Rayleigh Distribution FAQ
What is the scale parameter σ in the Rayleigh distribution?
σ is the sole parameter of the Rayleigh distribution. It equals the mode (the most probable value) of the distribution. A larger σ shifts the entire distribution to the right and increases its spread. In wireless communications σ is estimated from received-signal power measurements; in oceanography it is fitted to historical wave-height records.
How is the Rayleigh distribution related to the normal distribution?
If X and Y are independent zero-mean normal random variables each with variance σ², then the magnitude R = √(X² + Y²) follows a Rayleigh distribution with parameter σ. This is why the distribution arises naturally whenever you are interested in the 2D distance from the origin of a random point whose x- and y-coordinates are independent Gaussian noise.
What is the difference between the PDF and the CDF?
The PDF f(x) gives the probability density at a specific point — it describes how likely values near x are relative to other values. The CDF F(x) = P(X ≤ x) is the integral of the PDF from 0 to x and gives the probability that an observation falls at or below x. For the Rayleigh distribution, F(x) = 1 − exp(−x²/(2σ²)).
Why is the mean larger than the mode for the Rayleigh distribution?
The Rayleigh distribution is right-skewed: there is a long tail of high values that pulls the mean above the peak. The mean is σ√(π/2) ≈ 1.253σ while the mode is simply σ. The median σ√(2 ln 2) ≈ 1.177σ sits between them, as is typical for right-skewed distributions.
Can the Rayleigh distribution model wind speeds accurately?
The Rayleigh distribution is often used as a simplified model for wind speed in wind-energy assessments. It is a special case of the more general Weibull distribution with shape parameter k = 2. For sites where the wind-speed distribution is approximately symmetric around its peak, the Rayleigh model works well; otherwise, fitting a full Weibull distribution with its two parameters is preferred.
What is the complementary CDF (CCDF) and when do I use it?

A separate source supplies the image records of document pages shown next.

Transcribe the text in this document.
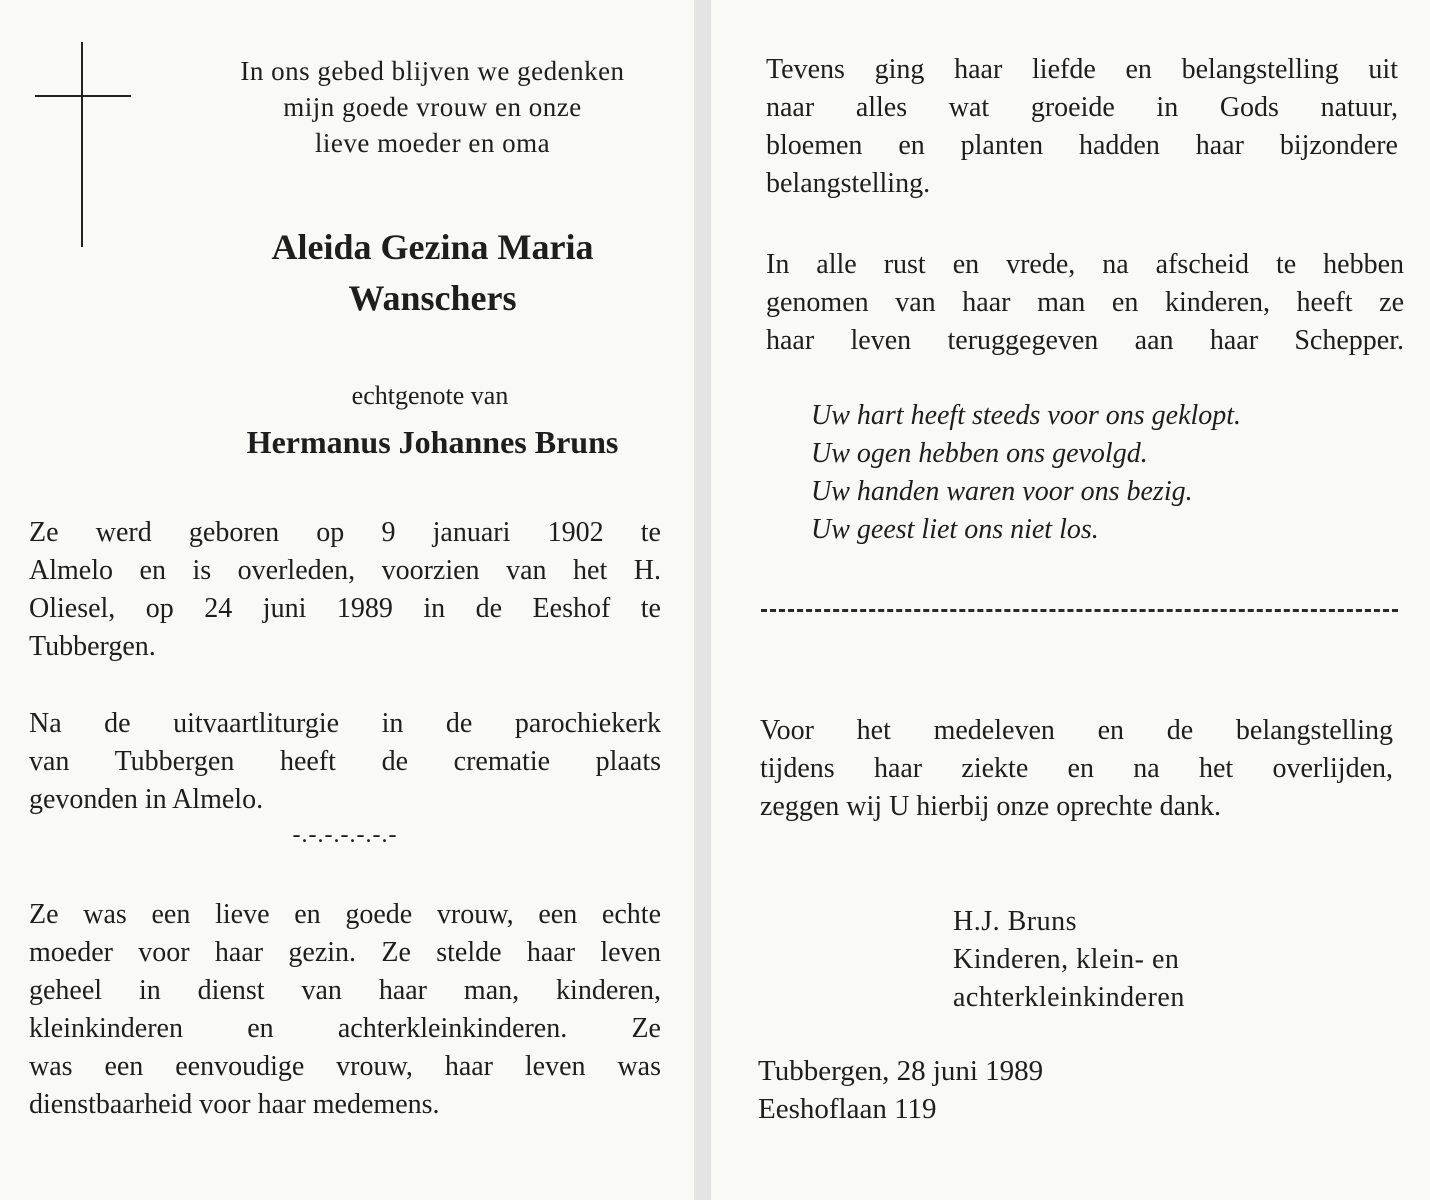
In ons gebed blijven we gedenken
mijn goede vrouw en onze
lieve moeder en oma
Aleida Gezina Maria
Wanschers
echtgenote van
Hermanus Johannes Bruns
Ze werd geboren op 9 januari 1902 te
Almelo en is overleden, voorzien van het H.
Oliesel, op 24 juni 1989 in de Eeshof te
Tubbergen.
Na de uitvaartliturgie in de parochiekerk
van Tubbergen heeft de crematie plaats
gevonden in Almelo.
-.-.-.-.-.-.-
Ze was een lieve en goede vrouw, een echte
moeder voor haar gezin. Ze stelde haar leven
geheel in dienst van haar man, kinderen,
kleinkinderen en achterkleinkinderen. Ze
was een eenvoudige vrouw, haar leven was
dienstbaarheid voor haar medemens.
Tevens ging haar liefde en belangstelling uit
naar alles wat groeide in Gods natuur,
bloemen en planten hadden haar bijzondere
belangstelling.
In alle rust en vrede, na afscheid te hebben
genomen van haar man en kinderen, heeft ze
haar leven teruggegeven aan haar Schepper.
Uw hart heeft steeds voor ons geklopt.
Uw ogen hebben ons gevolgd.
Uw handen waren voor ons bezig.
Uw geest liet ons niet los.
Voor het medeleven en de belangstelling
tijdens haar ziekte en na het overlijden,
zeggen wij U hierbij onze oprechte dank.
H.J. Bruns
Kinderen, klein- en
achterkleinkinderen
Tubbergen, 28 juni 1989
Eeshoflaan 119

The CCDF (or survival function) is 1 − F(x) = exp(−x²/(2σ²)) and gives the probability that an observation exceeds x. Engineers use it to compute outage probabilities (probability that signal strength drops below a threshold), exceedance probabilities in hydrology (probability that a flood level is exceeded), and survival fractions in reliability (fraction of components still working at time x).